In early April, Goodfriend and Racine announced that, after 36 years, Racines will close its doors on January 15, 2021. The decision, which had been made prior to the COVID-19 shutdown, shocked and saddened longtime regulars—some of whom dine at the restaurant multiple times each week. “It was time,” Goodfriend says. “I’m 70 years old. And expenses have gone up so much that Racines isn’t that profitable anymore.” Those expenses include increases in property taxes and the city’s mandated minimum wage hike that took effect on January 1.

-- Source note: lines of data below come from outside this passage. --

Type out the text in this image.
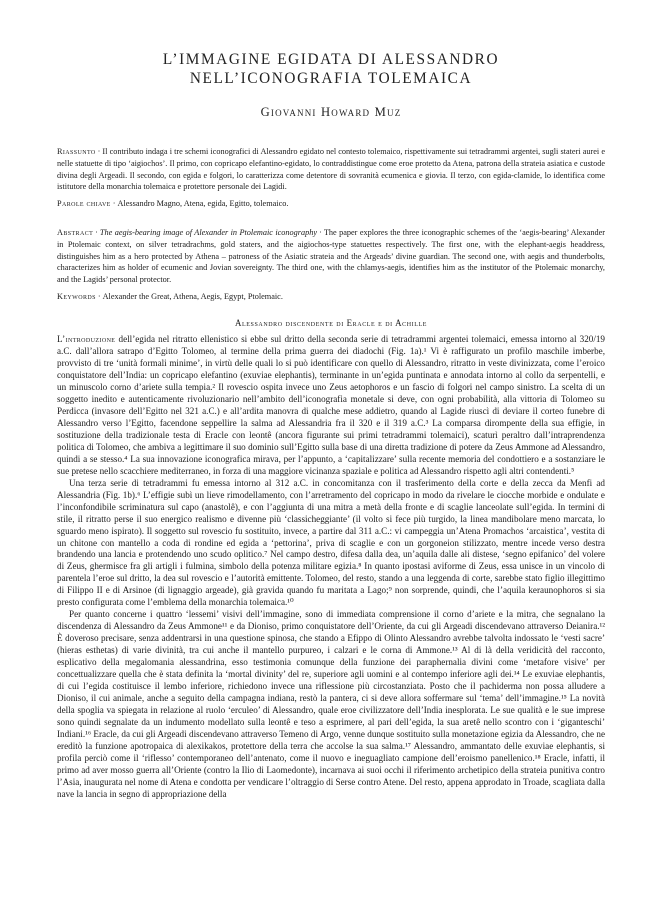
L’IMMAGINE EGIDATA DI ALESSANDRO
NELL’ICONOGRAFIA TOLEMAICA
Giovanni Howard Muz
Riassunto · Il contributo indaga i tre schemi iconografici di Alessandro egidato nel contesto tolemaico, rispettivamente sui tetradrammi argentei, sugli stateri aurei e nelle statuette di tipo ‘aigiochos’. Il primo, con copricapo elefantino-egidato, lo contraddistingue come eroe protetto da Atena, patrona della strateia asiatica e custode divina degli Argeadi. Il secondo, con egida e folgori, lo caratterizza come detentore di sovranità ecumenica e gioviа. Il terzo, con egida-clamide, lo identifica come istitutore della monarchia tolemaica e protettore personale dei Lagidi.
Parole chiave · Alessandro Magno, Atena, egida, Egitto, tolemaico.
Abstract · The aegis-bearing image of Alexander in Ptolemaic iconography · The paper explores the three iconographic schemes of the ‘aegis-bearing’ Alexander in Ptolemaic context, on silver tetradrachms, gold staters, and the aigiochos-type statuettes respectively. The first one, with the elephant-aegis headdress, distinguishes him as a hero protected by Athena – patroness of the Asiatic strateia and the Argeads’ divine guardian. The second one, with aegis and thunderbolts, characterizes him as holder of ecumenic and Jovian sovereignty. The third one, with the chlamys-aegis, identifies him as the institutor of the Ptolemaic monarchy, and the Lagids’ personal protector.
Keywords · Alexander the Great, Athena, Aegis, Egypt, Ptolemaic.
Alessandro discendente di Eracle e di Achille

L’introduzione dell’egida nel ritratto ellenistico si ebbe sul dritto della seconda serie di tetradrammi argentei tolemaici, emessa intorno al 320/19 a.C. dall’allora satrapo d’Egitto Tolomeo, al termine della prima guerra dei diadochi (Fig. 1a).¹ Vi è raffigurato un profilo maschile imberbe, provvisto di tre ‘unità formali minime’, in virtù delle quali lo si può identificare con quello di Alessandro, ritratto in veste divinizzata, come l’eroico conquistatore dell’India: un copricapo elefantino (exuviae elephantis), terminante in un’egida puntinata e annodata intorno al collo da serpentelli, e un minuscolo corno d’ariete sulla tempia.² Il rovescio ospita invece uno Zeus aetophoros e un fascio di folgori nel campo sinistro. La scelta di un soggetto inedito e autenticamente rivoluzionario nell’ambito dell’iconografia monetale si deve, con ogni probabilità, alla vittoria di Tolomeo su Perdicca (invasore dell’Egitto nel 321 a.C.) e all’ardita manovra di qualche mese addietro, quando al Lagide riuscì di deviare il corteo funebre di Alessandro verso l’Egitto, facendone seppellire la salma ad Alessandria fra il 320 e il 319 a.C.³ La comparsa dirompente della sua effigie, in sostituzione della tradizionale testa di Eracle con leontê (ancora figurante sui primi tetradrammi tolemaici), scaturì peraltro dall’intraprendenza politica di Tolomeo, che ambiva a legittimare il suo dominio sull’Egitto sulla base di una diretta tradizione di potere da Zeus Ammone ad Alessandro, quindi a se stesso.⁴ La sua innovazione iconografica mirava, per l’appunto, a ‘capitalizzare’ sulla recente memoria del condottiero e a sostanziare le sue pretese nello scacchiere mediterraneo, in forza di una maggiore vicinanza spaziale e politica ad Alessandro rispetto agli altri contendenti.⁵

Una terza serie di tetradrammi fu emessa intorno al 312 a.C. in concomitanza con il trasferimento della corte e della zecca da Menfi ad Alessandria (Fig. 1b).⁶ L’effigie subì un lieve rimodellamento, con l’arretramento del copricapo in modo da rivelare le ciocche morbide e ondulate e l’inconfondibile scriminatura sul capo (anastolê), e con l’aggiunta di una mitra a metà della fronte e di scaglie lanceolate sull’egida. In termini di stile, il ritratto perse il suo energico realismo e divenne più ‘classicheggiante’ (il volto si fece più turgido, la linea mandibolare meno marcata, lo sguardo meno ispirato). Il soggetto sul rovescio fu sostituito, invece, a partire dal 311 a.C.: vi campeggia un’Atena Promachos ‘arcaistica’, vestita di un chitone con mantello a coda di rondine ed egida a ‘pettorina’, priva di scaglie e con un gorgoneion stilizzato, mentre incede verso destra brandendo una lancia e protendendo uno scudo oplitico.⁷ Nel campo destro, difesa dalla dea, un’aquila dalle ali distese, ‘segno epifanico’ del volere di Zeus, ghermisce fra gli artigli i fulmina, simbolo della potenza militare egizia.⁸ In quanto ipostasi aviforme di Zeus, essa unisce in un vincolo di parentela l’eroe sul dritto, la dea sul rovescio e l’autorità emittente. Tolomeo, del resto, stando a una leggenda di corte, sarebbe stato figlio illegittimo di Filippo II e di Arsinoe (di lignaggio argeade), già gravida quando fu maritata a Lago;⁹ non sorprende, quindi, che l’aquila keraunophoros si sia presto configurata come l’emblema della monarchia tolemaica.¹⁰

Per quanto concerne i quattro ‘lessemi’ visivi dell’immagine, sono di immediata comprensione il corno d’ariete e la mitra, che segnalano la discendenza di Alessandro da Zeus Ammone¹¹ e da Dioniso, primo conquistatore dell’Oriente, da cui gli Argeadi discendevano attraverso Deianira.¹² È doveroso precisare, senza addentrarsi in una questione spinosa, che stando a Efippo di Olinto Alessandro avrebbe talvolta indossato le ‘vesti sacre’ (hieras esthetas) di varie divinità, tra cui anche il mantello purpureo, i calzari e le corna di Ammone.¹³ Al di là della veridicità del racconto, esplicativo della megalomania alessandrina, esso testimonia comunque della funzione dei paraphernalia divini come ‘metafore visive’ per concettualizzare quella che è stata definita la ‘mortal divinity’ del re, superiore agli uomini e al contempo inferiore agli dei.¹⁴ Le exuviae elephantis, di cui l’egida costituisce il lembo inferiore, richiedono invece una riflessione più circostanziata. Posto che il pachiderma non possa alludere a Dioniso, il cui animale, anche a seguito della campagna indiana, restò la pantera, ci si deve allora soffermare sul ‘tema’ dell’immagine.¹⁵ La novità della spoglia va spiegata in relazione al ruolo ‘erculeo’ di Alessandro, quale eroe civilizzatore dell’India inesplorata. Le sue qualità e le sue imprese sono quindi segnalate da un indumento modellato sulla leontê e teso a esprimere, al pari dell’egida, la sua aretê nello scontro con i ‘giganteschi’ Indiani.¹⁶ Eracle, da cui gli Argeadi discendevano attraverso Temeno di Argo, venne dunque sostituito sulla monetazione egizia da Alessandro, che ne ereditò la funzione apotropaica di alexikakos, protettore della terra che accolse la sua salma.¹⁷ Alessandro, ammantato delle exuviae elephantis, si profila perciò come il ‘riflesso’ contemporaneo dell’antenato, come il nuovo e ineguagliato campione dell’eroismo panellenico.¹⁸ Eracle, infatti, il primo ad aver mosso guerra all’Oriente (contro la Ilio di Laomedonte), incarnava ai suoi occhi il riferimento archetipico della strateia punitiva contro l’Asia, inaugurata nel nome di Atena e condotta per vendicare l’oltraggio di Serse contro Atene. Del resto, appena approdato in Troade, scagliata dalla nave la lancia in segno di appropriazione della
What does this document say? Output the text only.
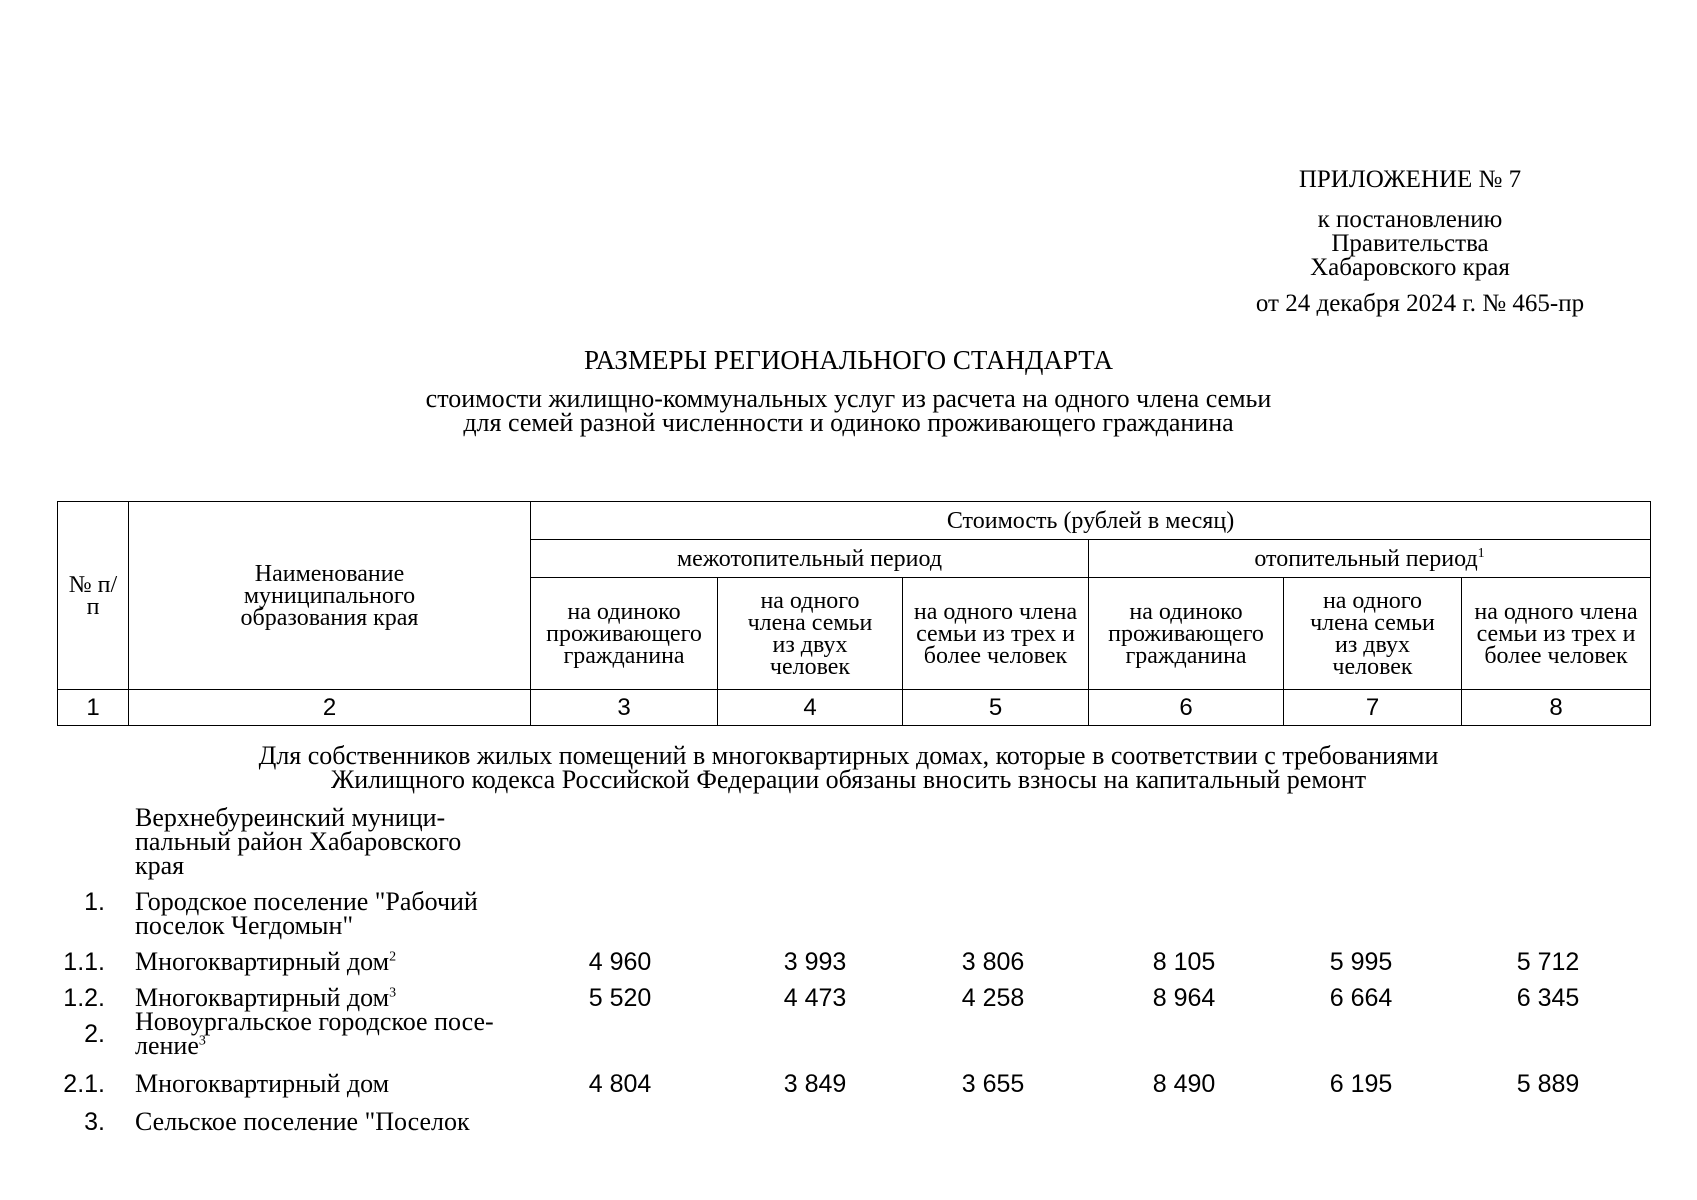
ПРИЛОЖЕНИЕ № 7
к постановлению
Правительства
Хабаровского края
от 24 декабря 2024 г. № 465-пр
РАЗМЕРЫ РЕГИОНАЛЬНОГО СТАНДАРТА
стоимости жилищно-коммунальных услуг из расчета на одного члена семьи
для семей разной численности и одиноко проживающего гражданина
№ п/п	Наименование муниципального образования края	Стоимость (рублей в месяц)					
		межотопительный период			отопительный период$^1$
		на одиноко проживающего гражданина	на одного члена семьи из двух человек	на одного члена семьи из трех и более человек	на одиноко проживающего гражданина	на одного члена семьи из двух человек	на одного члена семьи из трех и более человек
1	2	3	4	5	6	7	8
Для собственников жилых помещений в многоквартирных домах, которые в соответствии с требованиями
Жилищного кодекса Российской Федерации обязаны вносить взносы на капитальный ремонт
Верхнебуреинский муници-пальный район Хабаровского края
1. Городское поселение "Рабочий поселок Чегдомын"
1.1. Многоквартирный дом$^2$	4 960	3 993	3 806	8 105	5 995	5 712
1.2. Многоквартирный дом$^3$	5 520	4 473	4 258	8 964	6 664	6 345
2. Новоургальское городское посе-ление$^3$
2.1. Многоквартирный дом	4 804	3 849	3 655	8 490	6 195	5 889
3. Сельское поселение "Поселок
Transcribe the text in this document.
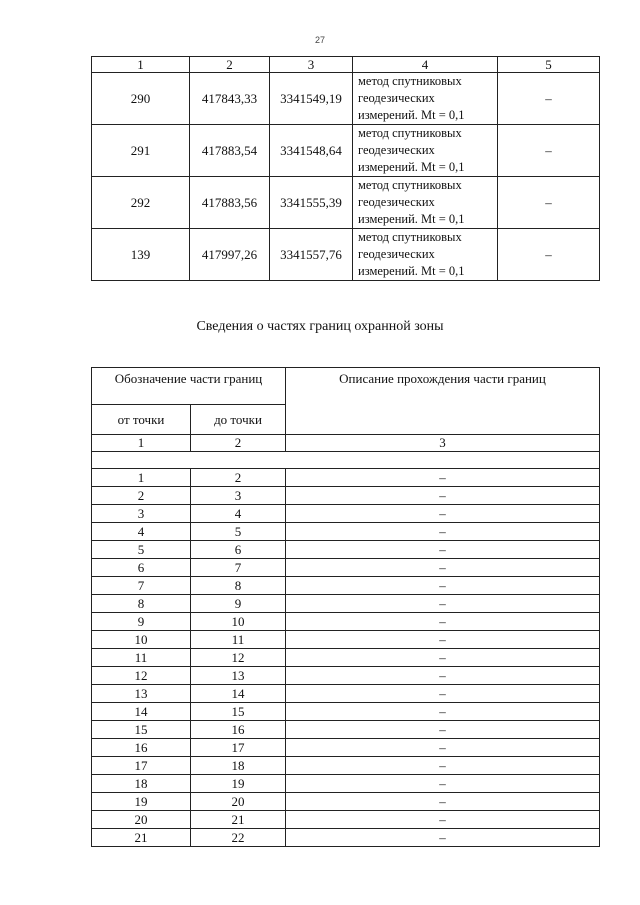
27
1	2	3	4	5
290	417843,33	3341549,19	метод спутниковых
геодезических
измерений. Mt = 0,1	–
291	417883,54	3341548,64	метод спутниковых
геодезических
измерений. Mt = 0,1	–
292	417883,56	3341555,39	метод спутниковых
геодезических
измерений. Mt = 0,1	–
139	417997,26	3341557,76	метод спутниковых
геодезических
измерений. Mt = 0,1	–
Сведения о частях границ охранной зоны
Обозначение части границ		Описание прохождения части границ
от точки	до точки	
1	2	3

1	2	–
2	3	–
3	4	–
4	5	–
5	6	–
6	7	–
7	8	–
8	9	–
9	10	–
10	11	–
11	12	–
12	13	–
13	14	–
14	15	–
15	16	–
16	17	–
17	18	–
18	19	–
19	20	–
20	21	–
21	22	–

The restaurant has always been a political gathering place for Denver, and many say that it’s at Racines’ tables that business and deals get done. “Somedays it’s like history in there,” says Lynn Bartels, a former reporter for the Rocky Mountain News and the Denver Post who also worked in the Secretary of State office under Wayne Williams. “Racines is not a place to go for a conversation that’s ‘just between us.’”

Tim Jackson, CEO and president of the Colorado Automobile Dealers Association, says the restaurant’s networking aspect cannot be overstated. “You can go for one meeting and have five to eight meetings while you’re there,” he says. “You look across the place and that guy’s with the Chamber, over there is a senator, and there’s the Mayor.” Jackson often schedules back-to-back meetings, say a 7 a.m. breakfast and then an 8:30 a.m. second breakfast—he just makes sure to eat lightly and change tables. He also has the distinct honor of being Racines’ first customer when the restaurant moved from 850 Bannock Street to 650 Sherman Street in 2004. Jackson is already planning to be Racine’s last customer. “I’ll be the bookends,” he says.

In addition to serving as an official meeting place, Racines has created a community in itself. “It’s not just about going and eating—you can do that anywhere,” says Erik Cook, of Cook & Associates, who has eaten lunch at the restaurant nearly every day over the past decade. “The staff has become friends—we trade vacation pictures, I get to hear about their kids, and get daily updates. I’m going to miss that.”

Patricia Barela Rivera, the former Denver head of the Small Business Administration and forever an entrepreneur, loves the diversity of people that frequent Racines. “All the way from the government people to just those in the community. It draws every color, every type,” she says. “When it closes, I feel like part of my family will be gone.”

What they’ll miss ordering:

Lynn Bartels
Frequency: Dined twice a week
Standing order: Bacon burrito; wings for happy hour; and iced tea
“I ate there enough that if I was walking to my table and stopped to talk to people, by the time I’d make it to my table there was a glass of iced tea waiting.”

Erik Cook
Frequency: Lunch almost every day for 10 years
Standing order: Steak burrito
“I’ve learned that I cannot make a good steak burrito. I’ve tried.”

Tim Jackson
Frequency: Sometimes, a couple times a day
Standing order: Green chile omelet or a large bowl of strawberry yogurt, three eggs over medium, and sourdough toast with strawberry jelly
“There were several servers who knew my order so well they would finish [the sentence] for me.”

Patricia Barela Rivera
Frequency: A few times a week
Standing order: The Soledad cod, hamburger with sweet potato fries, or enchiladas
“I think they have the best enchiladas in the city. Being from New Mexico, I know what good chile tastes like.”